Retour

Grève des juristes de l'État : Québec va déposer une loi spéciale

Développement majeur dans le conflit de travail qui oppose le gouvernement du Québec et ses juristes en grève. Le gouvernement Couillard va déposer une loi spéciale pour forcer le retour au travail des juristes de l'État, en grève depuis le 24 octobre.

Le président du Conseil du Trésor, Pierre Moreau, a annoncé que l'Assemblée nationale avait été convoquée en séance extraordinaire lundi, à 17 h, pour adopter la loi spéciale.
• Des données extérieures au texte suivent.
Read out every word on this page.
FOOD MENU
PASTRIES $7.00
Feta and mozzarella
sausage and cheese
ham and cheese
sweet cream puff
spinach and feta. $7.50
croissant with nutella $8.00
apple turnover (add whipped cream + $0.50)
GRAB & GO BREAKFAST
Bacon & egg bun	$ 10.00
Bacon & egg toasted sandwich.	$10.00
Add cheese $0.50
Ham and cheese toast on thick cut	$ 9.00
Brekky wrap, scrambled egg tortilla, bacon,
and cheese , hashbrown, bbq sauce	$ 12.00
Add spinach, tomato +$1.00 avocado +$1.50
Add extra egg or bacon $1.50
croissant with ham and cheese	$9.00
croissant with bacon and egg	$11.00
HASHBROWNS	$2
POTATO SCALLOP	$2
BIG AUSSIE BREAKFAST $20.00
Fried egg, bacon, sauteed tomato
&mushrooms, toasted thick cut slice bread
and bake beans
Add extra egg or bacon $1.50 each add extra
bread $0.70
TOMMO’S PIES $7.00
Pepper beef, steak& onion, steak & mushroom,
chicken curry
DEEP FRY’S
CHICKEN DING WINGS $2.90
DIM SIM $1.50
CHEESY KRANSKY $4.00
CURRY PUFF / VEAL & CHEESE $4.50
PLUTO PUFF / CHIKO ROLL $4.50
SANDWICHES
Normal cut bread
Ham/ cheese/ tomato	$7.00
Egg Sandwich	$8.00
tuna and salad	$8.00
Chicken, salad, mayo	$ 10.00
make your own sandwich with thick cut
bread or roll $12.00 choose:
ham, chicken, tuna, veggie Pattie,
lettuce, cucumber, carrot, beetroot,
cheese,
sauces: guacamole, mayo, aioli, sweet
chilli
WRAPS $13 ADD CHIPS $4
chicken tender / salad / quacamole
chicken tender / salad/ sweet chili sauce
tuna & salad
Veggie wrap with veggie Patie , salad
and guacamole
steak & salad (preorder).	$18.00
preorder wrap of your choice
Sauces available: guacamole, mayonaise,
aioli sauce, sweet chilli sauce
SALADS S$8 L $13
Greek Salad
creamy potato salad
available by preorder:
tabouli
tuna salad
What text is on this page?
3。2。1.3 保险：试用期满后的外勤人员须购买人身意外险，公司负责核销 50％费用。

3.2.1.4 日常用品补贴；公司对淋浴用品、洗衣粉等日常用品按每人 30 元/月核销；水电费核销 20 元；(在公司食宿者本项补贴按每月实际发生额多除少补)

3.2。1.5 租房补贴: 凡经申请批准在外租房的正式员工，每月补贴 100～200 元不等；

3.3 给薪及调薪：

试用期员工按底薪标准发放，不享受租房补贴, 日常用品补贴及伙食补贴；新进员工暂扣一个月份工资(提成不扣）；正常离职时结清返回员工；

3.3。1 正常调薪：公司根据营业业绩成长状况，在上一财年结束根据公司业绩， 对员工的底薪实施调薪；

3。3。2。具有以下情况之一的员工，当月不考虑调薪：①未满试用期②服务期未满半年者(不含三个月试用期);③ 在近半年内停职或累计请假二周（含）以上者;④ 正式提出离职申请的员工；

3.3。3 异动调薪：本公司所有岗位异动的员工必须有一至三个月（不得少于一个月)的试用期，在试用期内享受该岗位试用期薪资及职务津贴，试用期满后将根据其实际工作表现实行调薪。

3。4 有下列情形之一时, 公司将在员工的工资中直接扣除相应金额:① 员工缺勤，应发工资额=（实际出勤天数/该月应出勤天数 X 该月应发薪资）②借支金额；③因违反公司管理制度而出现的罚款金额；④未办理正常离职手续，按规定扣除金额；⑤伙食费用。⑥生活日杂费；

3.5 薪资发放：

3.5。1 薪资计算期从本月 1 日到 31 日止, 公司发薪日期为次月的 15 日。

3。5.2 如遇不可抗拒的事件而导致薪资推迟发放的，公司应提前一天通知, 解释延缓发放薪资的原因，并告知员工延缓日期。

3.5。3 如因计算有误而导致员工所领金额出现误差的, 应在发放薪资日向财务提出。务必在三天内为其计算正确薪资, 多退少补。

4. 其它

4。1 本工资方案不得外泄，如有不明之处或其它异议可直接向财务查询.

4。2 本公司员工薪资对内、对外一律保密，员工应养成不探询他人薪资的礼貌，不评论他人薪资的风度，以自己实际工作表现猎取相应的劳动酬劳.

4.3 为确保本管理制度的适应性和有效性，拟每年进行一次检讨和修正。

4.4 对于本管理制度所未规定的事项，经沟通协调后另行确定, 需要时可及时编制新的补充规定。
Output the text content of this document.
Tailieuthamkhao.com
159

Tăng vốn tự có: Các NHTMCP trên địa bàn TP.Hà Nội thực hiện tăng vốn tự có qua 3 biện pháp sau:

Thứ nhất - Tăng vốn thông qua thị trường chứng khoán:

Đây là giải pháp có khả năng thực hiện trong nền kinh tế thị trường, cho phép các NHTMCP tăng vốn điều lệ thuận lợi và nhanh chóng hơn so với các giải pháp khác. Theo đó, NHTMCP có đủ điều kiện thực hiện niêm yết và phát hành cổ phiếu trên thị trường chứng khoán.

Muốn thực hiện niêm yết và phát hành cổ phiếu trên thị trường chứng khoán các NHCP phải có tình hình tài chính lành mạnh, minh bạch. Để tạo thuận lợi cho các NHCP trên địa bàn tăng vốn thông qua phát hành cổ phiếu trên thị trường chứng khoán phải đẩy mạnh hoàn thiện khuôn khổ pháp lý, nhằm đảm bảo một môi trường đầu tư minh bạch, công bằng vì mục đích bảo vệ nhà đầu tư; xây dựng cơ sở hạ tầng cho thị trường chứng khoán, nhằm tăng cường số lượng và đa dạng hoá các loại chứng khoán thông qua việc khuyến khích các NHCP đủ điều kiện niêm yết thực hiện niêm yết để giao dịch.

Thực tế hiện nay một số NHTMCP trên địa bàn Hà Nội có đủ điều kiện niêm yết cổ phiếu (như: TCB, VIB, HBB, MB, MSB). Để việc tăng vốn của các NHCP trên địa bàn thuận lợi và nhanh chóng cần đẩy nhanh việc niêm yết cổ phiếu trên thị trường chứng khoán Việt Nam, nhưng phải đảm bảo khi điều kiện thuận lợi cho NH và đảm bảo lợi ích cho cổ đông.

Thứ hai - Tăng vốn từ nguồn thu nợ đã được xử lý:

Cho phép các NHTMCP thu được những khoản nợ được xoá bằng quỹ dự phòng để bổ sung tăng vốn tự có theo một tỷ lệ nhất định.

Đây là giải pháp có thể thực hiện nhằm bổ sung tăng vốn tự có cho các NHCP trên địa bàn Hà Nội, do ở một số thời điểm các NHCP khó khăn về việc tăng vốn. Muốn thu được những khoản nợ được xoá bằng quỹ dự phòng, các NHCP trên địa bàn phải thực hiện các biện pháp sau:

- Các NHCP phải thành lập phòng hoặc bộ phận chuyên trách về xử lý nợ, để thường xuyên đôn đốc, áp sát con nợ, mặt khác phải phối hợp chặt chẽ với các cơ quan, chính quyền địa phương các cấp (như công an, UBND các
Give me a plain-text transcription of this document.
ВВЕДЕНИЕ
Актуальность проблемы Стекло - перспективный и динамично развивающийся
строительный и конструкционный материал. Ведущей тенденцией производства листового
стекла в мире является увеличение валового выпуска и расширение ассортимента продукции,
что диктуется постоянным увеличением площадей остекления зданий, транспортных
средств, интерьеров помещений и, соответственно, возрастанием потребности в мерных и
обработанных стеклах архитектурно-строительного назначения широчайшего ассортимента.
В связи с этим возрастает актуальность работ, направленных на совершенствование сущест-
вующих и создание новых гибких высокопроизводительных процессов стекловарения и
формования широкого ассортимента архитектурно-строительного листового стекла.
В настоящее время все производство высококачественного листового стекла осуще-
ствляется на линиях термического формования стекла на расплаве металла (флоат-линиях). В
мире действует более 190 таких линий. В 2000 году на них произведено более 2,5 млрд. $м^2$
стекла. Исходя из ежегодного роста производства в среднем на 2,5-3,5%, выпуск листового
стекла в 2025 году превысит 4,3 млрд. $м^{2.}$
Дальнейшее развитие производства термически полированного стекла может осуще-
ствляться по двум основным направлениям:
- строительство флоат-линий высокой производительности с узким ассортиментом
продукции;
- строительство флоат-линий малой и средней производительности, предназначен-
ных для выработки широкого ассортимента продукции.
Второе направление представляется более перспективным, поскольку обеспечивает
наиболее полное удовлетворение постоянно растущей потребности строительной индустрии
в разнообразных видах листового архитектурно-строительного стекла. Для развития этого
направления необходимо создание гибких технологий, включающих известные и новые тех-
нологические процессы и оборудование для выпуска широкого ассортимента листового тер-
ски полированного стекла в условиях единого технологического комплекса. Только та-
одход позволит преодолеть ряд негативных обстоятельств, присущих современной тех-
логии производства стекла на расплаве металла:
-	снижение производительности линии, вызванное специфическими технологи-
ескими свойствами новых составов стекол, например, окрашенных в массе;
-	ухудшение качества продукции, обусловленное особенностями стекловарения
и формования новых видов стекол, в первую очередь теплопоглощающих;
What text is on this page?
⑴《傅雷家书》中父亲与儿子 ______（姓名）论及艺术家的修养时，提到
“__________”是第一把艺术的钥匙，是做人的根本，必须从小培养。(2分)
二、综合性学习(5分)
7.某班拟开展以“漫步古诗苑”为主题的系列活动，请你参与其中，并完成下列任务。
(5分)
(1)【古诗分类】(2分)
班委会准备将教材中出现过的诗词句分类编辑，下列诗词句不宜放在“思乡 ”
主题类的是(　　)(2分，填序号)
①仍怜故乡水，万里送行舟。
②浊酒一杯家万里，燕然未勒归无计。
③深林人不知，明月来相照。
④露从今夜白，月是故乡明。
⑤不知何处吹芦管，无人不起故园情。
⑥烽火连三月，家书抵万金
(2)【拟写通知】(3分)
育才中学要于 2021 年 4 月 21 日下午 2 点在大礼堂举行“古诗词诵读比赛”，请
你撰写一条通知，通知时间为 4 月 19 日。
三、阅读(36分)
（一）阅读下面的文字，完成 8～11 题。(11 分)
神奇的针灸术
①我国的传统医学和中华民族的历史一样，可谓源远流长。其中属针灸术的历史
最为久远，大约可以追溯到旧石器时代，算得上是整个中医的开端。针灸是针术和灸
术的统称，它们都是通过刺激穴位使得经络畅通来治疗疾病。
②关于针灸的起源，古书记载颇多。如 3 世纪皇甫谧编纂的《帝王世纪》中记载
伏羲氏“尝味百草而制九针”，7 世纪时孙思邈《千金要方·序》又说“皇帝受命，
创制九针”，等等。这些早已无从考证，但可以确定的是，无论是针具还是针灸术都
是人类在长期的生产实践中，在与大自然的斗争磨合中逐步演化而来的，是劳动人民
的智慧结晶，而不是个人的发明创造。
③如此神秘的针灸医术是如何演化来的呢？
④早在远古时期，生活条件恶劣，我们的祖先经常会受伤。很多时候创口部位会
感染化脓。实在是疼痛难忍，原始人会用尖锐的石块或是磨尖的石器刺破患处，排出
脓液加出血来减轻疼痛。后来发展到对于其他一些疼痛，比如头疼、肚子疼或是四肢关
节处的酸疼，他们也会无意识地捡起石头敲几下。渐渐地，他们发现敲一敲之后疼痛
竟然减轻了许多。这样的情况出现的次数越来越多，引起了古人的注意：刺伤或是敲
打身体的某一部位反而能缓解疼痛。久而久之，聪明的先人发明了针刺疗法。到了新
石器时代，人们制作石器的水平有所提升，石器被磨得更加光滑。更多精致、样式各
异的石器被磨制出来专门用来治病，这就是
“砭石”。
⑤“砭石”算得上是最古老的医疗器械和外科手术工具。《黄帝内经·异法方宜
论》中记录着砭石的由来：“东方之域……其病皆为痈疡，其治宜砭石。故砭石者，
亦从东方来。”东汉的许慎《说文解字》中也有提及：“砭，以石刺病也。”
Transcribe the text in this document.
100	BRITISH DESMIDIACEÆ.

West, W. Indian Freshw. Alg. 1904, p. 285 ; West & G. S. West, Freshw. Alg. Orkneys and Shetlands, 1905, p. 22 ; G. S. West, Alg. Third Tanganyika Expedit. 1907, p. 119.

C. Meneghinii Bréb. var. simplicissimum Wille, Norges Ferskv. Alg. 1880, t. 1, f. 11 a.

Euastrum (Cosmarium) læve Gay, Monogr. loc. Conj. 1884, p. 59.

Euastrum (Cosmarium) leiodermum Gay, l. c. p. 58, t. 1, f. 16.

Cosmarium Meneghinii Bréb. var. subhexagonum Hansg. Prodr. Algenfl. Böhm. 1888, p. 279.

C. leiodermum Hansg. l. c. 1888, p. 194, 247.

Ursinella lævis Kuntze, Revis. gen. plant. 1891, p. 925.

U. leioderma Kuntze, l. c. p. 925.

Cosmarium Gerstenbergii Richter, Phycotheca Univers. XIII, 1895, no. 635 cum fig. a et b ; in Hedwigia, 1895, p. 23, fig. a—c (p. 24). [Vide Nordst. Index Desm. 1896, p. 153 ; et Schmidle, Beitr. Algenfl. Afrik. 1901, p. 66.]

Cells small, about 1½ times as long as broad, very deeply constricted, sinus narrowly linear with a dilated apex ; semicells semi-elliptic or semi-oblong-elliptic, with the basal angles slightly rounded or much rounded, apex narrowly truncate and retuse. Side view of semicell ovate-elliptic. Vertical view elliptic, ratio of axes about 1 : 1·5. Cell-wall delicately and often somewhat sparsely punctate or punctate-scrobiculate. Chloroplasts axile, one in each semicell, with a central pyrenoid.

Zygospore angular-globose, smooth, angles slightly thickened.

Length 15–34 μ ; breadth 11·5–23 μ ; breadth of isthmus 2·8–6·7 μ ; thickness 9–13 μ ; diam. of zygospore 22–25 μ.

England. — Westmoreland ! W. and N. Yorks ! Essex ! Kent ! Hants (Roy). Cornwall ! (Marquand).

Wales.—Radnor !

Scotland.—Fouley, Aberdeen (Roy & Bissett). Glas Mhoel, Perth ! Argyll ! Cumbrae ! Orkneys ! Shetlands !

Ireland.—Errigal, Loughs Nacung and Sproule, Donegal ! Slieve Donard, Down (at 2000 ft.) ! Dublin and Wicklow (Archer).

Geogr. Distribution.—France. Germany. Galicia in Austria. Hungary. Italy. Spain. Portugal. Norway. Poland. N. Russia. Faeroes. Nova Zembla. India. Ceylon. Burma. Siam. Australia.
Le ministre a ainsi coupé l'herbe sous le pied du syndicat des avocats et notaires de l'État québécois (LANEQ). Une rencontre entre les négociateurs des deux parties devait se tenir samedi, mais elle n'a finalement jamais eu lieu.

Le syndicat avait demandé au gouvernement de lui laisser la journée de samedi pour peaufiner une contre-offre en réponse à l’offre finale et globale de Québec, présentée jeudi. Dans cette offre, le gouvernement Couillard proposait de faire passer l’augmentation de salaire des juristes de l'État de 2 % à 2,1 % la cinquième année.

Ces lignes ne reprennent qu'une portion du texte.